Écrit par La Nouvelle Expression
Et si la fraude fiscale opérée par les grandes entreprises était le plus grand ennemi du développement ? C'est en tous cas la thèse défendue par une organisation internationale qui plaide pour la justice fiscale, Tax Justice Network, et qui dans une enquête révèle que l'évasion fiscale est plus importante que les détournements de fonds et les trafics de drogue réunis. Pour cette Ong, alors que les détournements des fonds publics par les acteurs gouvernementaux représentent 3% des déperditions subies par l'Etat, les trafics criminels sont évalués à 30-35% et l'évasion fiscale, souvent liées aux facturations bidonnées atteint 60 à 65%.Des multinationales puissantes ont, « sans aucune honte, mis la pression sur des gouvernements des pays pauvres pour obtenir des exemptions fiscales ou une fiscalité particulière afin d'exploiter des matières premières telles que le Coltan, le pétrole, le gaz naturel, le rutile, le thé ou encore le café, le cacao et le coton ». Pour ce groupe d'association, « les exemptions fiscales d'autres subventions cachées accordées aux multinationales dans des accords dissimulés privent des gouvernements et leurs citoyens de revenus fiscaux significatifs »
Echapper aux impôts
Imposez-nous si vous pouvez (pourquoi l'Afrique doit se lever pour réclamer la justice fiscale). Le titres de l'étude indique clairement que nombres d'entreprises usent de mille et une techniques pour échapper aux impôts. Les techniques d'évasions fiscales sont quasiment les mêmes que pour les autres formes de criminalité financière ou de corruption : entreprises fictives, sociétés écrans, fondations caritatives, falsification des prix, fournitures de documentations mensongères à l'Etat, « le tout étant soutenu, explique Tax Justice Network, par une armée de banquiers, avocats et experts comptables ». De toutes les manières, indique cette association, les banques ont clairement été identifiées comme les principaux facilitateurs de la corruption, de l'évasion fiscale, et d'autres flux financiers illicites.
Une des techniques les plus courantes consiste à faire de la maison mère le fournisseur exclusif des matières premières utilisées par la filiale locale.

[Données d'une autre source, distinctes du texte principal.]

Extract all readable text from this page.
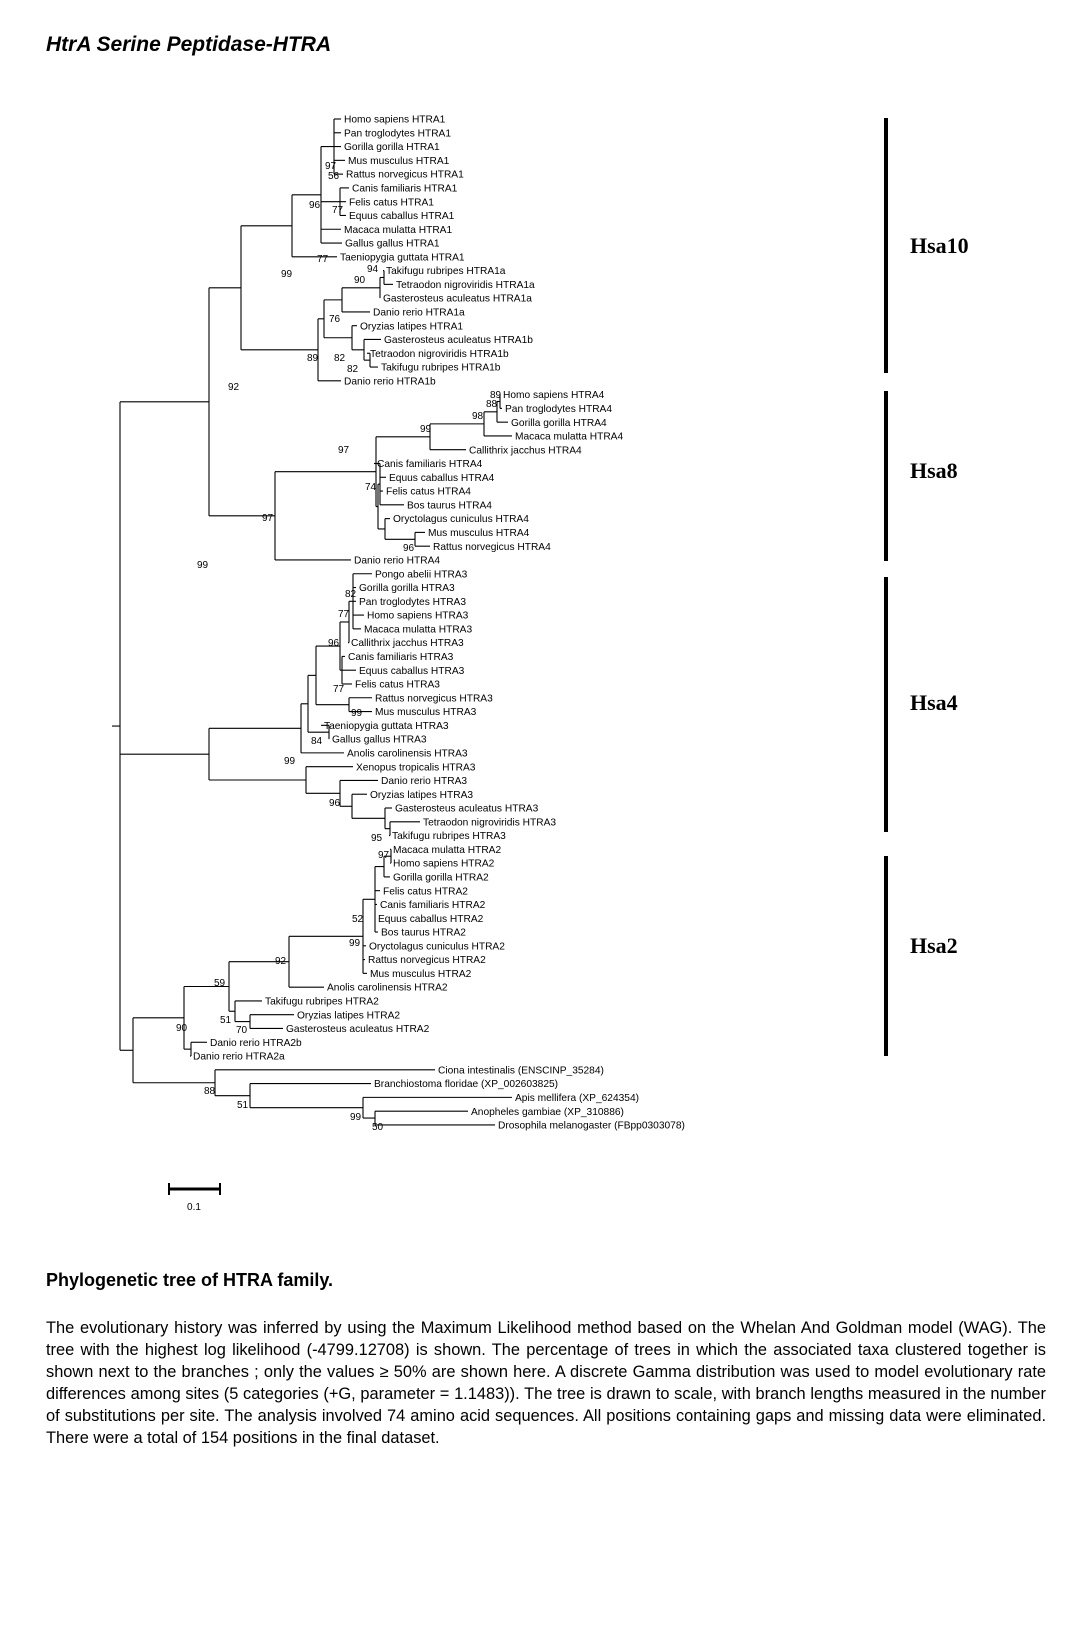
HtrA Serine Peptidase-HTRA
Homo sapiens HTRA1
Pan troglodytes HTRA1
Gorilla gorilla HTRA1
Mus musculus HTRA1
Rattus norvegicus HTRA1
Canis familiaris HTRA1
Felis catus HTRA1
Equus caballus HTRA1
Macaca mulatta HTRA1
Gallus gallus HTRA1
Taeniopygia guttata HTRA1
Takifugu rubripes HTRA1a
Tetraodon nigroviridis HTRA1a
Gasterosteus aculeatus HTRA1a
Danio rerio HTRA1a
Oryzias latipes HTRA1
Gasterosteus aculeatus HTRA1b
Tetraodon nigroviridis HTRA1b
Takifugu rubripes HTRA1b
Danio rerio HTRA1b
Homo sapiens HTRA4
Pan troglodytes HTRA4
Gorilla gorilla HTRA4
Macaca mulatta HTRA4
Callithrix jacchus HTRA4
Canis familiaris HTRA4
Equus caballus HTRA4
Felis catus HTRA4
Bos taurus HTRA4
Oryctolagus cuniculus HTRA4
Mus musculus HTRA4
Rattus norvegicus HTRA4
Danio rerio HTRA4
Pongo abelii HTRA3
Gorilla gorilla HTRA3
Pan troglodytes HTRA3
Homo sapiens HTRA3
Macaca mulatta HTRA3
Callithrix jacchus HTRA3
Canis familiaris HTRA3
Equus caballus HTRA3
Felis catus HTRA3
Rattus norvegicus HTRA3
Mus musculus HTRA3
Taeniopygia guttata HTRA3
Gallus gallus HTRA3
Anolis carolinensis HTRA3
Xenopus tropicalis HTRA3
Danio rerio HTRA3
Oryzias latipes HTRA3
Gasterosteus aculeatus HTRA3
Tetraodon nigroviridis HTRA3
Takifugu rubripes HTRA3
Macaca mulatta HTRA2
Homo sapiens HTRA2
Gorilla gorilla HTRA2
Felis catus HTRA2
Canis familiaris HTRA2
Equus caballus HTRA2
Bos taurus HTRA2
Oryctolagus cuniculus HTRA2
Rattus norvegicus HTRA2
Mus musculus HTRA2
Anolis carolinensis HTRA2
Takifugu rubripes HTRA2
Oryzias latipes HTRA2
Gasterosteus aculeatus HTRA2
Danio rerio HTRA2b
Danio rerio HTRA2a
Ciona intestinalis (ENSCINP_35284)
Branchiostoma floridae (XP_002603825)
Apis mellifera (XP_624354)
Anopheles gambiae (XP_310886)
Drosophila melanogaster (FBpp0303078)
97
56
96 77
77
99	94
90
76
89 82
82
92
89
88
98
99
97
74
96
97
99
82
77
96
77
99
84
99
96
95
97
52
99
92
59
51
70
90
88
51
99
50
Hsa10
Hsa8
Hsa4
Hsa2
0.1
Phylogenetic tree of HTRA family.
The evolutionary history was inferred by using the Maximum Likelihood method based on the Whelan And Goldman model (WAG). The tree with the highest log likelihood (-4799.12708) is shown. The percentage of trees in which the associated taxa clustered together is shown next to the branches ; only the values ≥ 50% are shown here. A discrete Gamma distribution was used to model evolutionary rate differences among sites (5 categories (+G, parameter = 1.1483)). The tree is drawn to scale, with branch lengths measured in the number of substitutions per site. The analysis involved 74 amino acid sequences. All positions containing gaps and missing data were eliminated. There were a total of 154 positions in the final dataset.
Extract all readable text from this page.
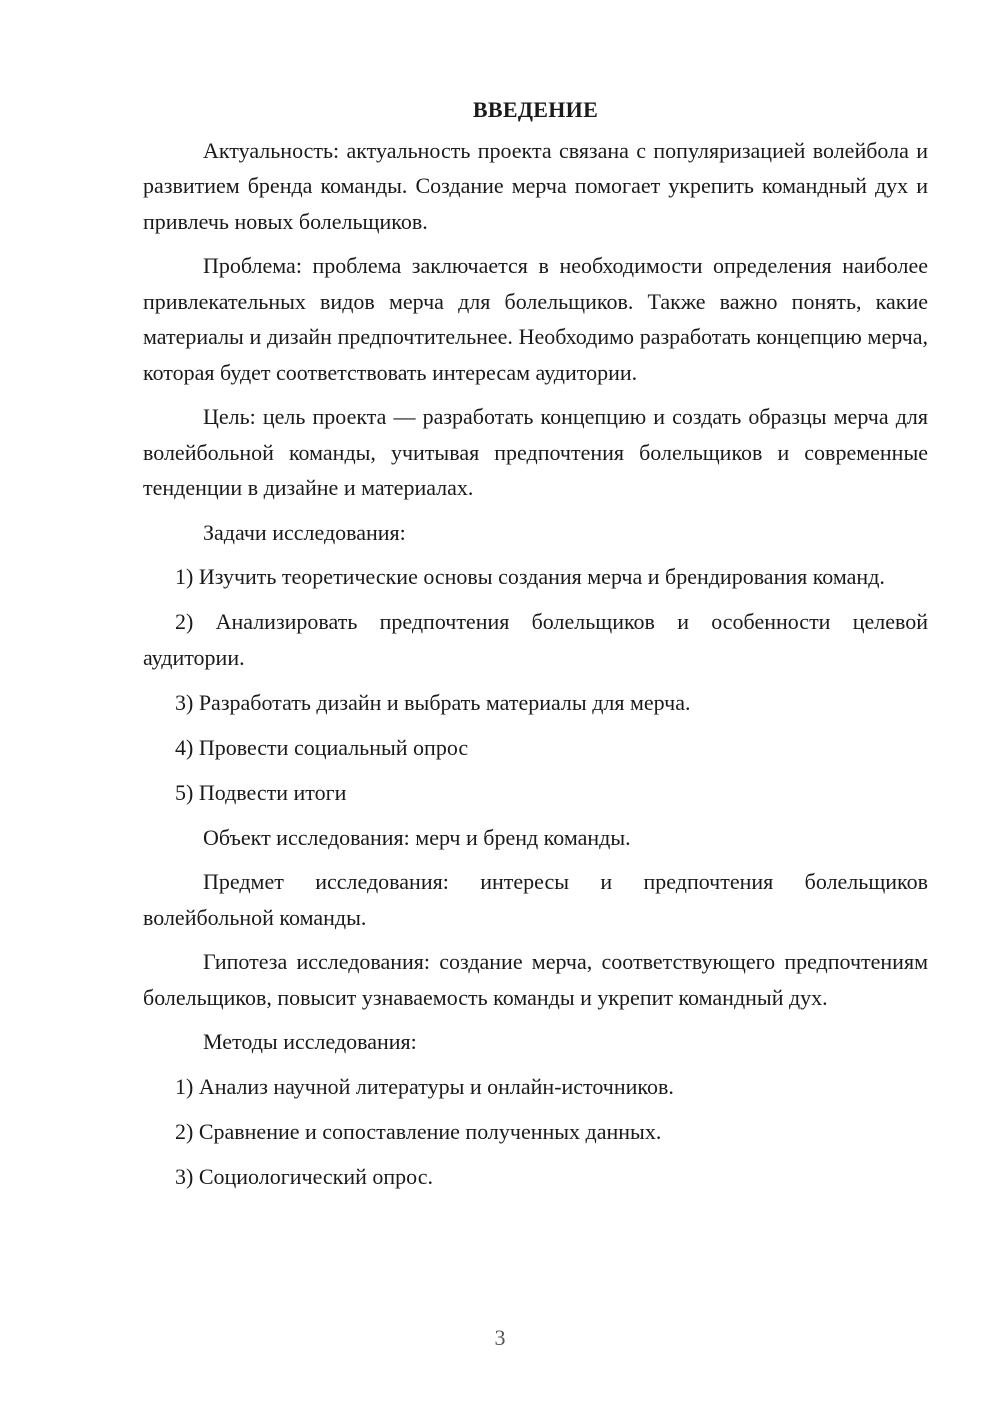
ВВЕДЕНИЕ

Актуальность: актуальность проекта связана с популяризацией волейбола и развитием бренда команды. Создание мерча помогает укрепить командный дух и привлечь новых болельщиков.

Проблема: проблема заключается в необходимости определения наиболее привлекательных видов мерча для болельщиков. Также важно понять, какие материалы и дизайн предпочтительнее. Необходимо разработать концепцию мерча, которая будет соответствовать интересам аудитории.

Цель: цель проекта — разработать концепцию и создать образцы мерча для волейбольной команды, учитывая предпочтения болельщиков и современные тенденции в дизайне и материалах.

Задачи исследования:

1) Изучить теоретические основы создания мерча и брендирования команд.

2) Анализировать предпочтения болельщиков и особенности целевой аудитории.

3) Разработать дизайн и выбрать материалы для мерча.

4) Провести социальный опрос

5) Подвести итоги

Объект исследования: мерч и бренд команды.

Предмет исследования: интересы и предпочтения болельщиков волейбольной команды.

Гипотеза исследования: создание мерча, соответствующего предпочтениям болельщиков, повысит узнаваемость команды и укрепит командный дух.

Методы исследования:

1) Анализ научной литературы и онлайн-источников.

2) Сравнение и сопоставление полученных данных.

3) Социологический опрос.

3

On se retrouve ainsi avec des situations surréalistes où la maison mère vend à sa filiale bien plus cher que le taux du marché. Ces contrats sont régulièrement révisés à la hausse du moment que les prévisions montrent une éventuelle hausse du chiffre d'affaires de la filiale. Il y a parfois des contrats d'assistance technique datant d'avant l'indépendance, qui permettent aux maisons mères des siphonner les résultats de leurs filiales locales. Il existe aussi un maillage d'accord, souvent gardés secrets, qui favorisent plus que de raison certaines de ces grandes firmes. « Chez nous, ce sont des pratiques courantes, témoigne un haut fonctionnaire. Certaines entreprises, filiales de multinationales européennes, opèrent chez nous en bénéficiant des facilités souvent prévues avant l'indépendance ».
Bénéficies minimisés
Un ancien banquier se souvient. « J'étais cadre dans un filiale d'une banque européenne. A l'époque, notre principal actionnaire nous avait fait acheter un logiciel pour près d'un milliard et demi. C'était avant la dévaluation. Au sein de l'entreprise tout le monde en riait parce que le manège était bien compris. Au sein du management de la banque, les représentant de l'Etat, pourtant nombreux à des hautes fonctions, n'ont pas eu le courage de s'opposer. »
L'idée est de limiter autant que impossible les bénéfices de la filiale. Dans tous les cas, l'Etat perd sur toute la ligne. Il perd les recettes fiscales parce que les bénéfices de la structure sont minimisés, et dans les cas où il est actionnaire, il perd des dividendes. Cette technique dont la finalité est de déplacer le bénéfice du pays africain vers le siège mondial du groupe est assez répandue, comme en témoigne Tax Justice Network. Car, explique l'organisme, les pays africains ayant parié sur l'attraction des grandes firmes internationales pour dynamiser leur économie, ces gouvernements font face au chantage des grandes entreprises multinationales qui exigent toujours des particularités fiscales, voire des exemptions pour ne pas avoir à payer d'impôts. Une fois qu'elles les ont obtenues, elles multiplient les manœuvres avec leurs maisons mères et leurs banquiers, pour accroitre de manières fictives leurs charges et frais, de sorte à réduire la matière localement imposable.